While a lot went down in Rockville this past Friday and Saturday (that I'll write about at a future date - I'm fading fast at the moment), I think my favorite hour of the whole thing was spent with Alice Jefferson.
As someone whose job it is to explain ADL technologies to instructional designers and learning developers, I worry a lot about the fact that explaining the significance of xAPI takes time. Alice doggedly pursued answers and didn't accept ambiguity or my lack of clarity. She helped me help her understand the fullness of what xAPI means, and in the end she got it. That moment - her realizing the paradigm shift, me realizing that we had succeeded - was pretty great. It also made me thing about how much more hands on we must be in talking about xAPI.
Huge thanks to Dr Brenda Bannan, Shelly Blake-Plock and Dr Shane Gallagher for organizing this event, and thanks to David Helms of Radius Networks for supplying beacon technology.
12 Apr 2015
From the registration website:
Connecting devices together so that they can communicate and interact is a new frontier for technological innovation. We’re looking for skilled and creative individuals to help us innovate!
Join 50+ of your fellow programmers, developers, and digital enthusiasts, and build programs that combine the power of proximity beacons and micro-computer technologies – so called Internet of Things (IoT) – with the new Experience API (xAPI) that can track learning and training activity in innovative ways!

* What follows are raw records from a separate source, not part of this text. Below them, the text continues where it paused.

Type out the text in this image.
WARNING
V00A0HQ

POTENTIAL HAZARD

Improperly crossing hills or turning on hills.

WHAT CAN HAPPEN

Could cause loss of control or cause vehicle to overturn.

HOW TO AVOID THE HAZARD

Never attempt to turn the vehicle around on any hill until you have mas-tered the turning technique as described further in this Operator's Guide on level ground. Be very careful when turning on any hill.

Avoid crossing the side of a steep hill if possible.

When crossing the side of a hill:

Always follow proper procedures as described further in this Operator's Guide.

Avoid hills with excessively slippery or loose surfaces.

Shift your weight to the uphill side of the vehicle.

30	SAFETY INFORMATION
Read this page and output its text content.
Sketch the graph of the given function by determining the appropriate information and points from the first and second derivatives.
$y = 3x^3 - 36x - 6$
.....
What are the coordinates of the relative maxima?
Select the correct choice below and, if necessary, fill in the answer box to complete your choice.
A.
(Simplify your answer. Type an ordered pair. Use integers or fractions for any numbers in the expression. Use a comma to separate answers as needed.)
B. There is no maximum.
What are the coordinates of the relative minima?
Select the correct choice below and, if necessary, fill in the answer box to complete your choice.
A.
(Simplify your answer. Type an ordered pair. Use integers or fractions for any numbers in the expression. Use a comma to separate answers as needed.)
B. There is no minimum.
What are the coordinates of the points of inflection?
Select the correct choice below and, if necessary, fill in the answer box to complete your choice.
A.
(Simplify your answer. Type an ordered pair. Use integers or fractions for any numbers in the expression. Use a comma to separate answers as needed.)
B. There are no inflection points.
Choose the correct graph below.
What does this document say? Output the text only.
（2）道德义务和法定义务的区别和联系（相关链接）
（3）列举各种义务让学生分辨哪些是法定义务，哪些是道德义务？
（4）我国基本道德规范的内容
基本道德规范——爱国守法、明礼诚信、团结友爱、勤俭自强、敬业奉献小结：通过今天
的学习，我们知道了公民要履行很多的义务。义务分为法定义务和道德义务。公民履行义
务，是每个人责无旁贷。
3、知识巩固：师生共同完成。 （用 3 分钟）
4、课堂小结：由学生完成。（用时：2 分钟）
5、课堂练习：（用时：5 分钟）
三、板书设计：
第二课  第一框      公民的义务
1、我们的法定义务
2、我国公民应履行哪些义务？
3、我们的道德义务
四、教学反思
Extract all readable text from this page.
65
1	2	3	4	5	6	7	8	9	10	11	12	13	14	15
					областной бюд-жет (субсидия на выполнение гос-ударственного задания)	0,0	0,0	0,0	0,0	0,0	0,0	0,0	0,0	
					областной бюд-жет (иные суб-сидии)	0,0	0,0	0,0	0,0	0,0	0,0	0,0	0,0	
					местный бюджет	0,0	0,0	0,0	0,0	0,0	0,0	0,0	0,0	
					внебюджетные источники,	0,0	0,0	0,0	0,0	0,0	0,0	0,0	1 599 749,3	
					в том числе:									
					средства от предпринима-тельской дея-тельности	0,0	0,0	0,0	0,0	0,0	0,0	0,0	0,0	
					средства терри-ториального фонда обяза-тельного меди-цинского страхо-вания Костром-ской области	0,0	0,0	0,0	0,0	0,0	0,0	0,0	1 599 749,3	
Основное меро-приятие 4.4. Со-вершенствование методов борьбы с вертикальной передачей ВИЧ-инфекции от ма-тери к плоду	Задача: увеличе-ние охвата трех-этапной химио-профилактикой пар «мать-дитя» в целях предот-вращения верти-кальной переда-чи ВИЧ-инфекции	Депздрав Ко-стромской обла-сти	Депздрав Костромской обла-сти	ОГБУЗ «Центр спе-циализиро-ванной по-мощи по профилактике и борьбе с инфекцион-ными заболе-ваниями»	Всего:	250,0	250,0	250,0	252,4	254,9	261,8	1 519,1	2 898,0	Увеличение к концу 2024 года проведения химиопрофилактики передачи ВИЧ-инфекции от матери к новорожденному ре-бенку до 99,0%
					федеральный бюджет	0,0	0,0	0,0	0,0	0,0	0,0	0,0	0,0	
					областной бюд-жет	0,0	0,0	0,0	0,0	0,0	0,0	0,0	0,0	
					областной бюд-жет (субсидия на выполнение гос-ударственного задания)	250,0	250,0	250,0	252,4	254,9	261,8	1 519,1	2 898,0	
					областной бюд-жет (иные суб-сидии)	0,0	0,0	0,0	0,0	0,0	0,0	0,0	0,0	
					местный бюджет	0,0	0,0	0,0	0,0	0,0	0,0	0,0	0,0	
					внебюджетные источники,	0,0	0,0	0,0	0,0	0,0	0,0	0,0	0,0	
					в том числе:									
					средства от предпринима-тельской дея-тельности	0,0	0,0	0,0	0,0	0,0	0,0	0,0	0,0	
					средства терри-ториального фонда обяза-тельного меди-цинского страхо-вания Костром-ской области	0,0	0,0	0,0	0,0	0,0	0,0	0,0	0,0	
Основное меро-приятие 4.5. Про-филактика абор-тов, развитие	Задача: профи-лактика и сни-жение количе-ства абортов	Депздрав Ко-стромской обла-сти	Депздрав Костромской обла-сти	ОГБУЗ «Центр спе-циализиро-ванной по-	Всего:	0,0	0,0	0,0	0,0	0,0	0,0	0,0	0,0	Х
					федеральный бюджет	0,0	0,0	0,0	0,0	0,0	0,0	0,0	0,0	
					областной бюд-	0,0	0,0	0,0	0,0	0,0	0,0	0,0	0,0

Calling all programmers and IoT enthusiasts! Join us in building open source interoperable data applications for IoT hardware. The purpose of this hackathon is to explore the application of the Experience API (xAPI) open data standard to Internet of Things (IoT) technologies. This event will support the work of a volunteer NIST / US Ignite Global City action cluster in developing an open ecosystem of IoT technologies to be deployed in emergency and medical simulation training exercises.
April 17-18, 2015
2nd floor of the Historic Red Brick Courthouse, 29 Courthouse Square, Rockville MD (which is Metro accessible: Rockville metro station is three blocks away on the Red Line - a 7 minute walk)
How much does this cost?
$0.00. $Free.99. Nada. Zilch. Goose-egg-all.
How do I register?
What do I need to bring?
Your ideas, a laptop, enthusiasm, and help create solutions that connect proximity beacons and other hardware together into powerful IoT solutions! Connecting and testing these devices will enable the resulting data to be captured, ultimately providing meaningful insights for the identified emergency response and healthcare problem/opportunity.
What am I getting?
- Food and drink – dinner to keep you going and breakfast to help you power through the morning. Plus, a quick presentation and code samples to help you bootstrap your team.
- $500 cash prize (for the top design)
Are there ID requirements or an age limit to enter the event?
Anyone 16 years old or older may participate in the event.
Where can I contact the organizer with any questions?
Please contact Brenda Bannan at email@example.com with any questions.
12 Apr 2015
I know, I know - two weeks in and I'm already falling down on the job.
Anyway, let's get to it.
- I went to Georgetown University to sit down with Jilanne and Isaac from http://www.xapi.technology to talk on camera about xAPI. I realized afterwards that for someone who talks xAPI every day, I really haven't spent a lot of time working on how to talk about it with sound bites in mind. This is something that I know that I need to work on.
- xAPI Design Cohort - week 10!
- Team xAPI Gnome kicked major butt on their mid-season presentation; looking forward to their July presentation at the xAPI Bootcamp in Alexandria, VA. (So, what are you doing this Bastille Day?)
- xAPI Lab release 0.8 is out. Thanks to Tyler Mulligan for continuing to produce ready-to-ratchet tools for the community.
- Started (along with Jason Haag and others) the xAPI Vocabulary Working Group. The aim is to take two months and see if we can sort out the issues of linked data and verb registration. No sweat.
- I haven't been taking the bus to work as much this week, so not much more progress on David Mitchell's The Thousand Autumns of Jacob de Zoet. However, I will say that there is a lot of detail here. I can only imagine how taxing some of the passages must have been to write.
- Figured out my new whip list challenge: knot tying. Yes.
- Found this gem (below) via /r/instructionaldesign. Brenda Brathwaite. Middle Passage. Get into it.
- As you some of you may know, I've been kicking around an idea for a geolocation game with an afrofuturist bent. I think that the more I think about it, the more that my brain angles toward the subject matter. Observe last week's Pocket reading list:
That's about it. If all goes well, I'll be at the Thingstitute next weekend - more on that later.